On se souvient qu’en 1999 le président Eltsine avait choisi son successeur au dernier moment, déjouant tous les pronostics : le parfait inconnu qu’il avait tiré de sa chapka était un certain Poutine. Lequel pourrait à son tour être tenté d’user du même stratagème.

Troisième question : Poutine restera-t-il influent ? Telle est bien, en tout cas, son intention. Ce pourrait être à un poste honorifique, même si celui de Premier ministre est doté de pouvoirs limités, à un poste d’arbitre (président de la Cour constitutionnelle ?) ou à celui, stratégique, de président du géant gazier Gazprom. Bien que Poutine ait déclaré qu’il ne se sentait nulle vocation pour les affaires, cette dernière éventualité est très souvent citée.

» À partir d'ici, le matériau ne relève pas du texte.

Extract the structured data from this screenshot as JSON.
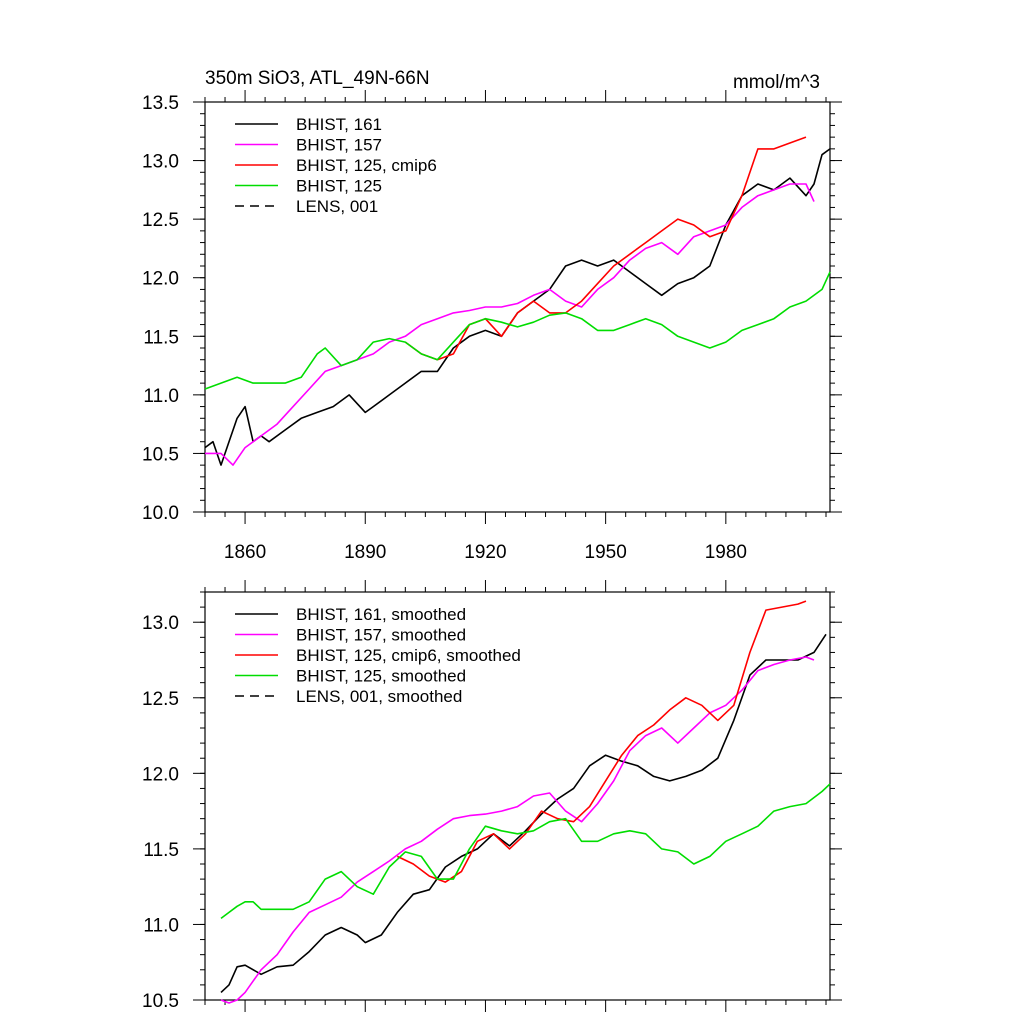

Reste le scénario rêvé par l’opposition : l’effondrement du système. Pour Gary Kasparov, l’ancien champion d’échecs devenu leader de L’Autre Russie, il suffirait que les Russes découvrent à quel point l’oligarchie poutinienne s’est enrichie en pillant les ressources naturelles du pays pour provoquer une explosion sociale. Encore faudrait-il que les médias soient libres et les manifestations d’opposition tolérées.